歳をとると、だんだん体の中に老化した細胞が溜まり、慢性的な炎症を引き起こすことが知られている。これが加齢によって病気になる原因の1つだ。
『Nturae Aging』(21年12月10日付)に掲載された研究では、こうした老化細胞をターゲットにするワクチンを開発し、それを除去することに成功している。
「糖の代謝異常」や「動脈硬化」の改善、「加齢による身体機能低下」の抑制、さらには「早老症」のマウスの寿命を延ばすなど、老化に関連した病気の新しい治療法として期待できるそうだ。
免疫を刺激して抗体を作り「老化細胞」を取り除く 南野徹教授らの研究グループは、これまで長年、老いにともなって現れる病気のメカニズムについて研究してきた。

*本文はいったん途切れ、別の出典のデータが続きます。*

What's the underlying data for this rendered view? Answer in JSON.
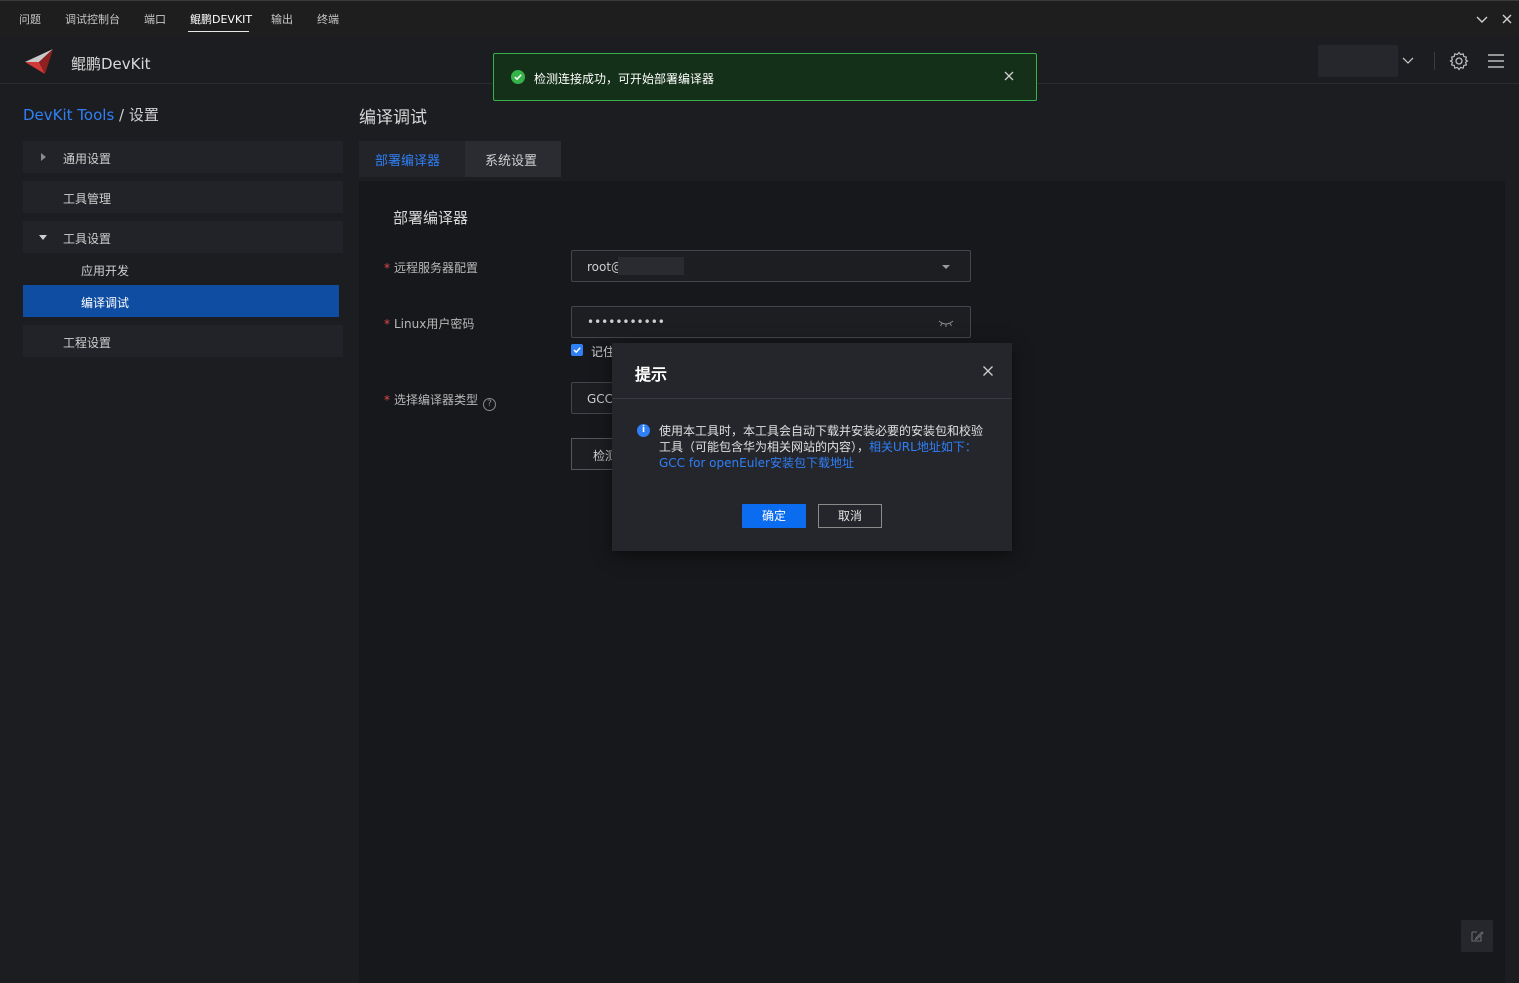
{
  "panel_tabs": [
    {
      "label": "问题"
    },
    {
      "label": "调试控制台"
    },
    {
      "label": "端口"
    },
    {
      "label": "鲲鹏DEVKIT"
    },
    {
      "label": "输出"
    },
    {
      "label": "终端"
    }
  ],
  "app": {
    "name": "鲲鹏DevKit"
  },
  "breadcrumb": {
    "root": "DevKit Tools",
    "separator": "/",
    "current": "设置"
  },
  "sidebar": {
    "items": [
      {
        "label": "通用设置"
      },
      {
        "label": "工具管理"
      },
      {
        "label": "工具设置"
      },
      {
        "label": "工程设置"
      }
    ],
    "sub_items": [
      {
        "label": "应用开发"
      },
      {
        "label": "编译调试"
      }
    ]
  },
  "main": {
    "title": "编译调试",
    "tabs": [
      {
        "label": "部署编译器"
      },
      {
        "label": "系统设置"
      }
    ],
    "section_title": "部署编译器",
    "form": {
      "remote_server": {
        "label": "远程服务器配置",
        "value": "root@"
      },
      "password": {
        "label": "Linux用户密码",
        "value": "•••••••••••"
      },
      "remember": {
        "label": "记住"
      },
      "compiler_type": {
        "label": "选择编译器类型",
        "value": "GCC"
      },
      "detect_button": {
        "label": "检测"
      }
    }
  },
  "toast": {
    "message": "检测连接成功，可开始部署编译器",
    "status_color": "#35b34a"
  },
  "modal": {
    "title": "提示",
    "body_text": "使用本工具时，本工具会自动下载并安装必要的安装包和校验工具（可能包含华为相关网站的内容），",
    "body_link": "相关URL地址如下：",
    "body_link2": "GCC for openEuler安装包下载地址",
    "ok_label": "确定",
    "cancel_label": "取消"
  },
  "colors": {
    "accent": "#2f7ff5",
    "selected_nav": "#0f4da3",
    "background": "#1c1d21"
  }
}
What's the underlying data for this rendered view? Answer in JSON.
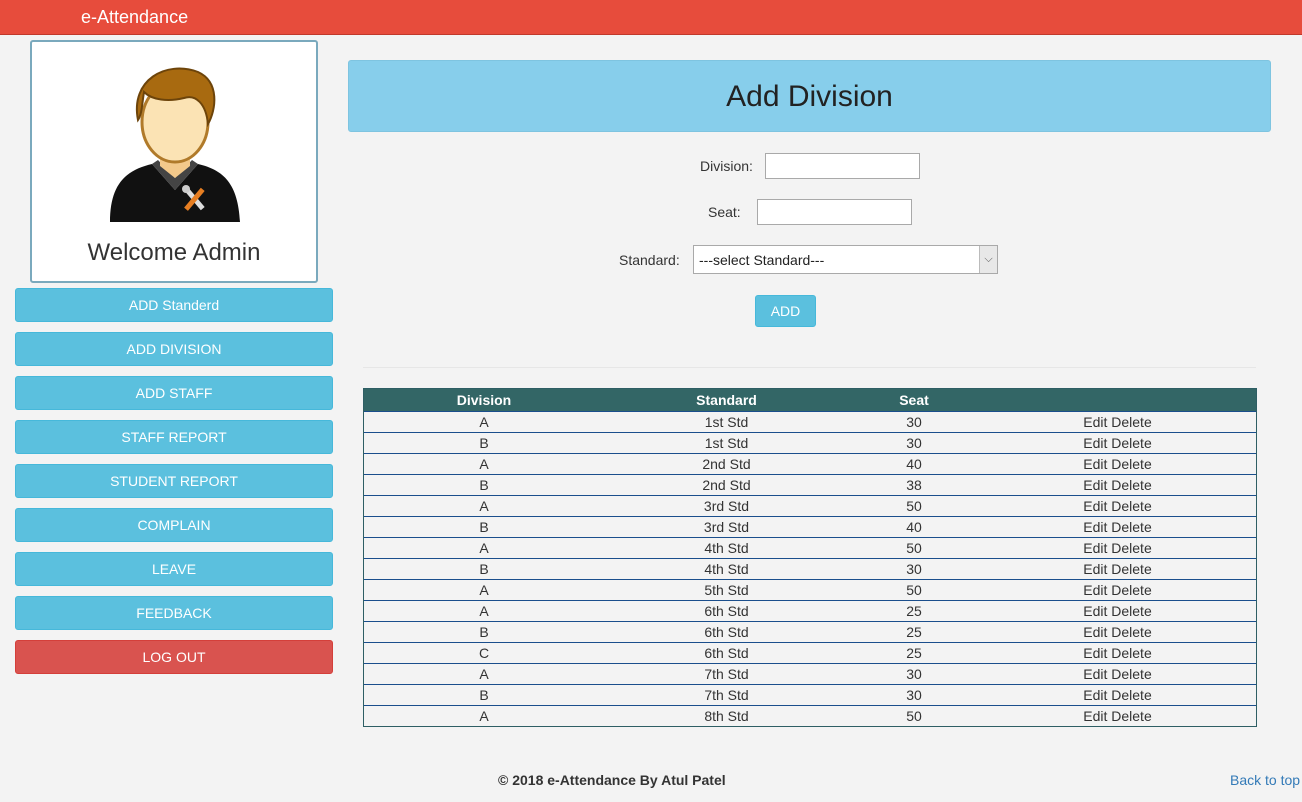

そこから明らかになったのは、加齢やストレスによって体の中に細胞分裂できなくなった「老化細胞」が溜まるということだ。
これはがんの発生を予防するメカニズムでもあるのだが、同時に慢性的な炎症の原因にもなる。この炎症が、老化による病気の引き金になるのだ。
そうした老化細胞を取り除いてくれる薬なら、これまでにも報告されてきた。ただし、それらは「抗がん剤」として利用されているものがほとんどで、強い副作用があった。
そこで南野教授らは、より少ない副作用で老化細胞を取り除く方法を開発することにした。
今回の実験で、老化細胞だけに特有の「抗原」を老化した血管細胞の遺伝子解析を使って発見した。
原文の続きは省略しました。